Believable science fiction that tells us that we should not fear alien beings but alien microbes that can wipe out our existence in seconds. A rich detailed movie and by using non-actors I feel the film has a documentary feel. The man vs. laser scene is a memorable moment.
Boy, this is great. Robert Wise goes nuts with the diopter shots and includes some split-screen imagery all in the service of one of the more intensely "scientific" sci-fis ever made. The ending is suspense to the max.
Parts of this movie deeply disturbed me when I first saw it in a theatre in 1971 at the age of 7 or 8, and the later hard science sequences put me to sleep in the cinema chair.

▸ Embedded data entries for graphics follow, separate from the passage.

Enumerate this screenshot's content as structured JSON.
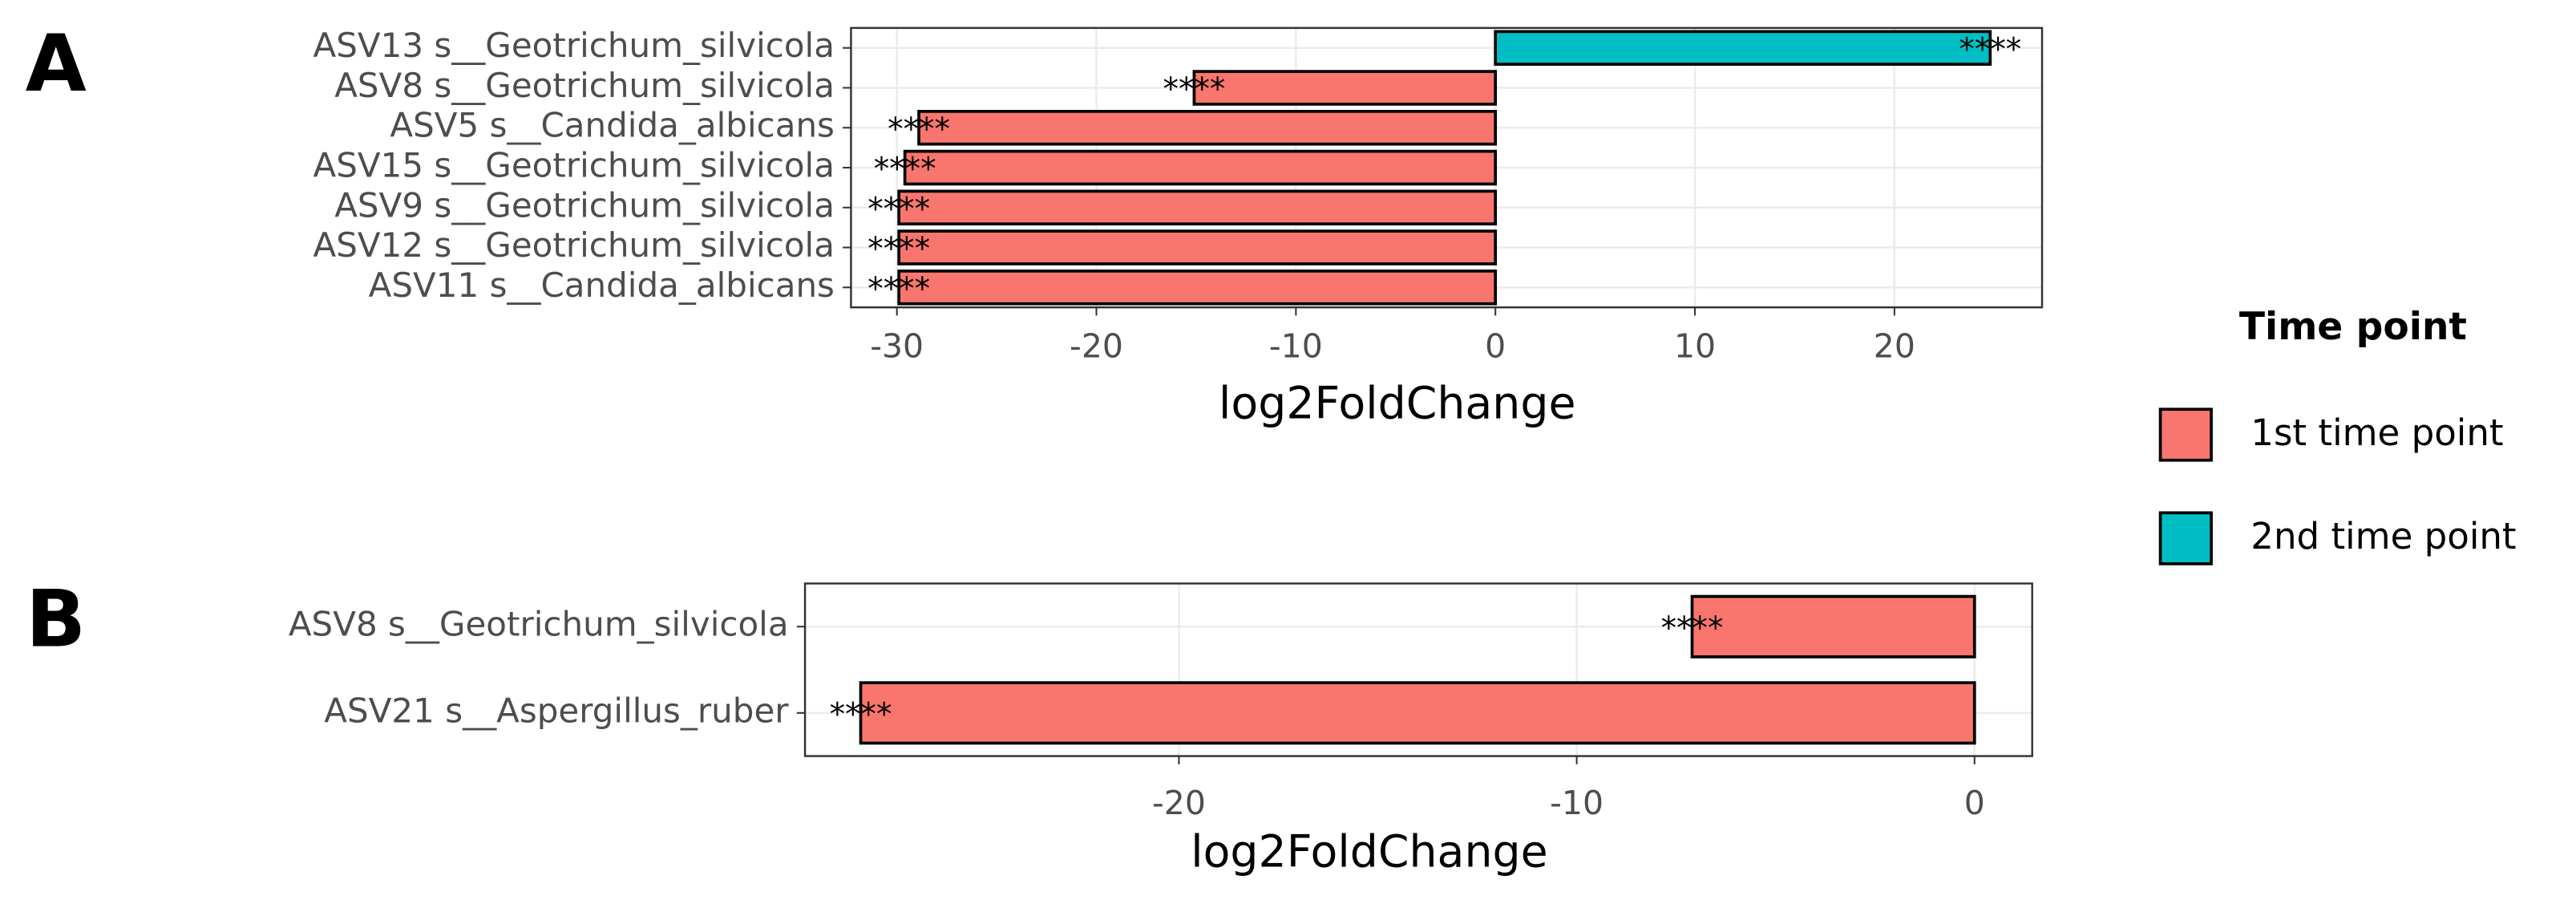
{
  "chart_data": [
    {
      "type": "bar",
      "orientation": "horizontal",
      "panel_label": "A",
      "categories": [
        "ASV13 s__Geotrichum_silvicola",
        "ASV8 s__Geotrichum_silvicola",
        "ASV5 s__Candida_albicans",
        "ASV15 s__Geotrichum_silvicola",
        "ASV9 s__Geotrichum_silvicola",
        "ASV12 s__Geotrichum_silvicola",
        "ASV11 s__Candida_albicans"
      ],
      "series": [
        {
          "name": "1st time point",
          "color": "#f8766d",
          "values": [
            null,
            -15.1,
            -28.9,
            -29.6,
            -29.9,
            -29.9,
            -29.9
          ]
        },
        {
          "name": "2nd time point",
          "color": "#00bfc4",
          "values": [
            24.8,
            null,
            null,
            null,
            null,
            null,
            null
          ]
        }
      ],
      "significance": [
        "****",
        "****",
        "****",
        "****",
        "****",
        "****",
        "****"
      ],
      "x_label": "log2FoldChange",
      "xlim": [
        -32.3,
        27.4
      ],
      "xticks": [
        -30,
        -20,
        -10,
        0,
        10,
        20
      ],
      "grid": true,
      "legend": {
        "title": "Time point",
        "position": "right"
      }
    },
    {
      "type": "bar",
      "orientation": "horizontal",
      "panel_label": "B",
      "categories": [
        "ASV8 s__Geotrichum_silvicola",
        "ASV21 s__Aspergillus_ruber"
      ],
      "values": [
        -7.1,
        -28.0
      ],
      "color": "#f8766d",
      "significance": [
        "****",
        "****"
      ],
      "x_label": "log2FoldChange",
      "xlim": [
        -29.4,
        1.45
      ],
      "xticks": [
        -20,
        -10,
        0
      ],
      "grid": true
    }
  ]
}
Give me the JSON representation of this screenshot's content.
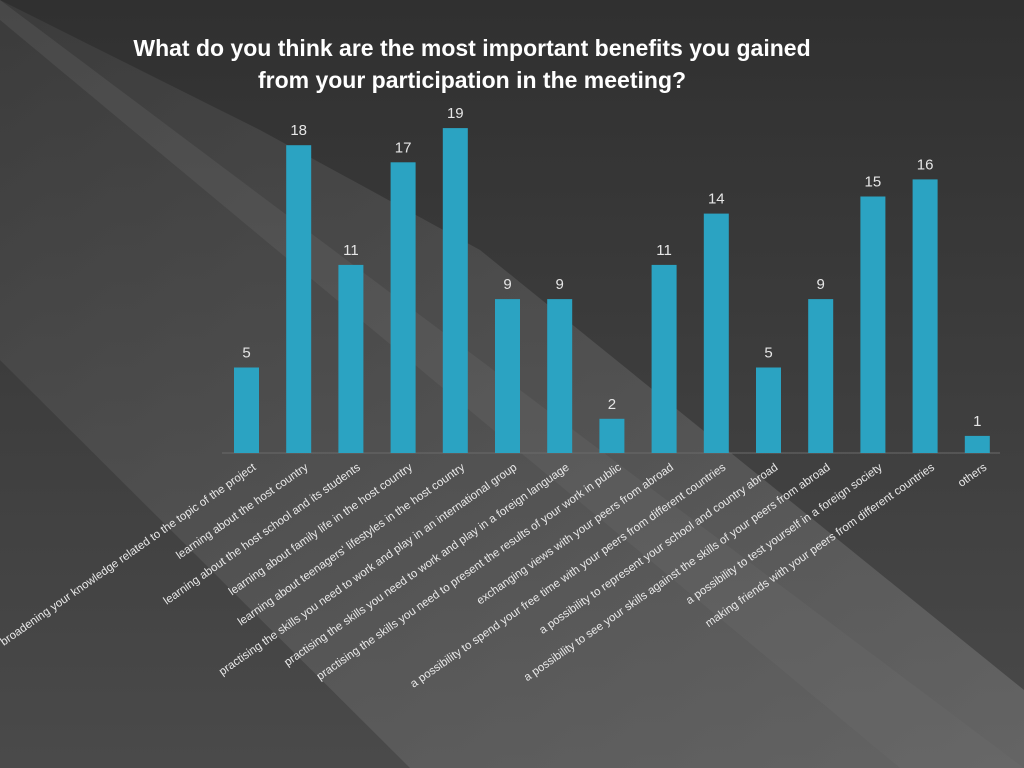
{
  "chart_data": {
    "type": "bar",
    "title": "What do you think are the most important benefits you gained from your participation in the meeting?",
    "title_lines": [
      "What do you think are the most important benefits you gained",
      "from your participation in the meeting?"
    ],
    "categories": [
      "broadening your knowledge related to the topic of the project",
      "learning about the host country",
      "learning about the host school and its students",
      "learning about family life in the host country",
      "learning about teenagers' lifestyles in the host country",
      "practising the skills you need to work and play in an international group",
      "practising the skills you need to work and play in a foreign language",
      "practising the skills you need to present the results of your work in public",
      "exchanging views with your peers from abroad",
      "a possibility to spend your free time with your peers from different countries",
      "a possibility to represent your school and country abroad",
      "a possibility to see your skills against the skills of your peers from abroad",
      "a possibility to test yourself in a foreign society",
      "making  friends with your peers from different countries",
      "others"
    ],
    "values": [
      5,
      18,
      11,
      17,
      19,
      9,
      9,
      2,
      11,
      14,
      5,
      9,
      15,
      16,
      1
    ],
    "ylim": [
      0,
      20
    ],
    "grid": false,
    "legend": "none",
    "bar_color": "#2ba3c2"
  }
}
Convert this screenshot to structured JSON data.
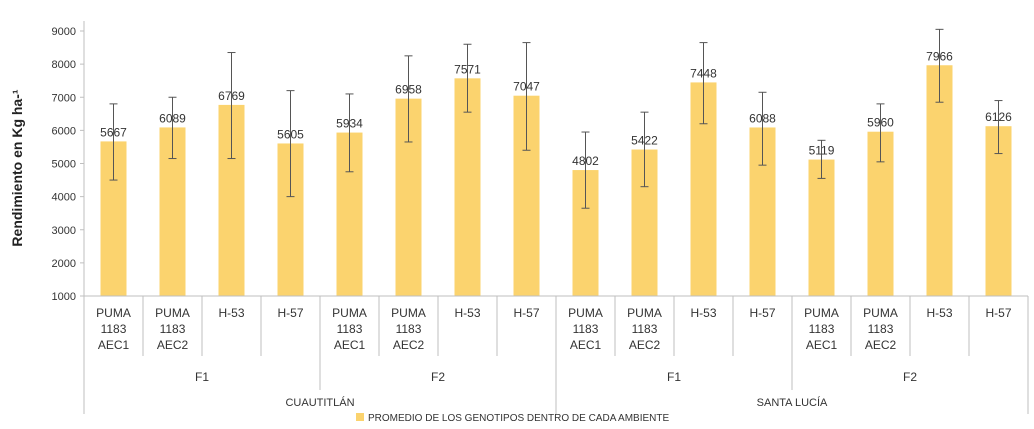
{
  "chart_data": {
    "type": "bar",
    "ylabel": "Rendimiento en Kg ha-¹",
    "ylim": [
      1000,
      9000
    ],
    "yticks": [
      1000,
      2000,
      3000,
      4000,
      5000,
      6000,
      7000,
      8000,
      9000
    ],
    "grid": false,
    "legend_position": "bottom",
    "series": [
      {
        "name": "PROMEDIO DE LOS GENOTIPOS DENTRO DE CADA AMBIENTE",
        "color": "#fbd36e",
        "values": [
          5667,
          6089,
          6769,
          5605,
          5934,
          6958,
          7571,
          7047,
          4802,
          5422,
          7448,
          6088,
          5119,
          5960,
          7966,
          6126
        ],
        "error_low": [
          4500,
          5150,
          5150,
          4000,
          4750,
          5650,
          6550,
          5400,
          3650,
          4300,
          6200,
          4950,
          4550,
          5050,
          6850,
          5300
        ],
        "error_high": [
          6800,
          7000,
          8350,
          7200,
          7100,
          8250,
          8600,
          8650,
          5950,
          6550,
          8650,
          7150,
          5700,
          6800,
          9050,
          6900
        ]
      }
    ],
    "categories": [
      {
        "lines": [
          "PUMA",
          "1183",
          "AEC1"
        ]
      },
      {
        "lines": [
          "PUMA",
          "1183",
          "AEC2"
        ]
      },
      {
        "lines": [
          "H-53"
        ]
      },
      {
        "lines": [
          "H-57"
        ]
      },
      {
        "lines": [
          "PUMA",
          "1183",
          "AEC1"
        ]
      },
      {
        "lines": [
          "PUMA",
          "1183",
          "AEC2"
        ]
      },
      {
        "lines": [
          "H-53"
        ]
      },
      {
        "lines": [
          "H-57"
        ]
      },
      {
        "lines": [
          "PUMA",
          "1183",
          "AEC1"
        ]
      },
      {
        "lines": [
          "PUMA",
          "1183",
          "AEC2"
        ]
      },
      {
        "lines": [
          "H-53"
        ]
      },
      {
        "lines": [
          "H-57"
        ]
      },
      {
        "lines": [
          "PUMA",
          "1183",
          "AEC1"
        ]
      },
      {
        "lines": [
          "PUMA",
          "1183",
          "AEC2"
        ]
      },
      {
        "lines": [
          "H-53"
        ]
      },
      {
        "lines": [
          "H-57"
        ]
      }
    ],
    "level2_groups": [
      "F1",
      "F2",
      "F1",
      "F2"
    ],
    "level3_groups": [
      "CUAUTITLÁN",
      "SANTA LUCÍA"
    ]
  }
}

It was rated G at the time (and still is), but it should have been PG. The scenes in the town with the dead corpses, and especially the later ones with the animal tests, were very shocking to me at that age. Still, it IS a masterpiece. ***** 5
It's an engaging SF medical thriller leveraging Crichton's background as an MD although grade school notions about systems engineering make parts of this silly. The animal experimentation scenes involved the real use of carbon dioxide asphyxiation to simulate death. Maybe that was ok by ASPCA standards in 1971 but that kind of suffocation is known to be terribly painful; doing it for entertainment is reprehensible.
Wise and Gidding (director and screenwriter) succesfully repeat the formula applied when adapting the psychological horror classic "The Haunting". A concise emphasis in human drama and scientific verosimilitud over a seemingly far-fetched subject. Tense and paranoid atmosphere that grows in its final stages, despite the overload of dialogue. An adrenaline-pounding thriller.